Melemahnya mata uang Indian rupee menyebabkan import minyak sawit dari Malaysia menjadi mahal. Dengan demikian mempengaruhi permintaan minyak sawit karena India merupakan importir terbesar untuk minyak nabati. Pasar India ditutup hari Rabu karena hari Libur. Kurs rupee turun lebih rendah 70 per dolar pada hari Selasa karena terimbas krisis ekonomi Turki.

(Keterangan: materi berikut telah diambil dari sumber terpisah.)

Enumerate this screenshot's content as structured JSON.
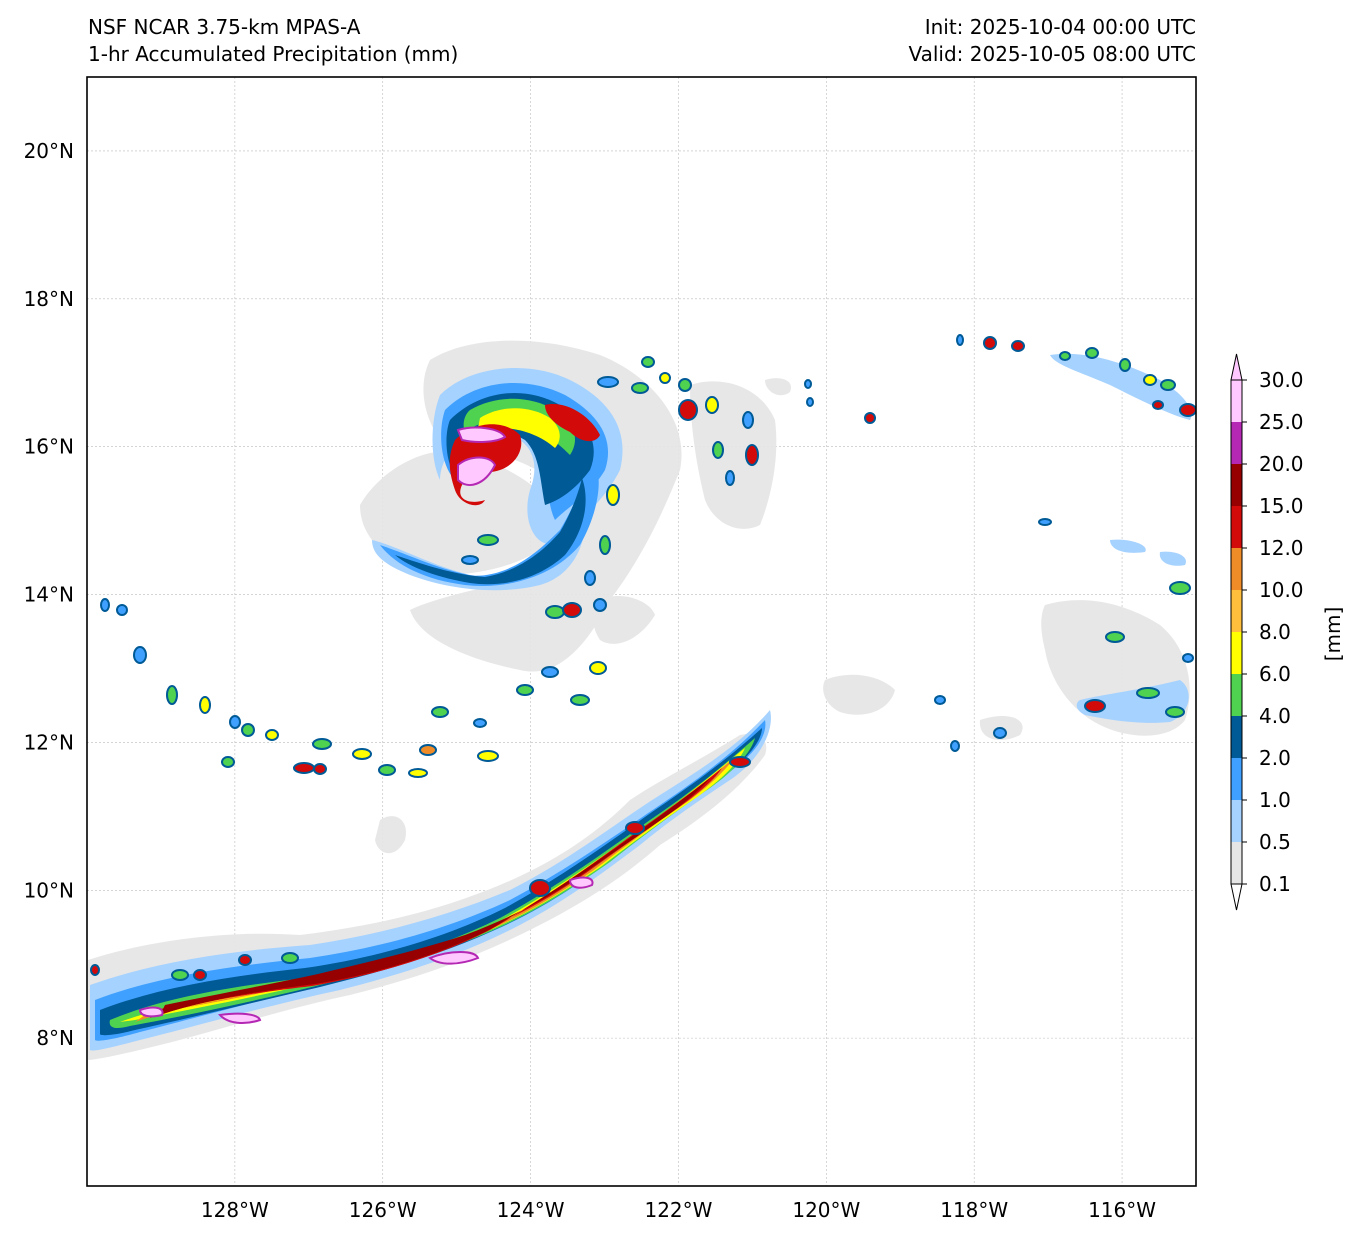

Akan ada penurunan permintaan pada bulan Agustus seperti yang diperkirakakan. Pengiriman minyak sawit Malaysia sampai pertengahan Agustus turun seperti yang dilaporkan perusahaan inspection AmSpec Agri Malaysia penurunan 14.6% dari ekspor bulan lalu.

Para pedagang menghentikan impor dari Malaysia pada bulan Agustus, karena Malaysia akan menurunkan pajak ekspor dari 4.5% menjadi 0% pada bulan September.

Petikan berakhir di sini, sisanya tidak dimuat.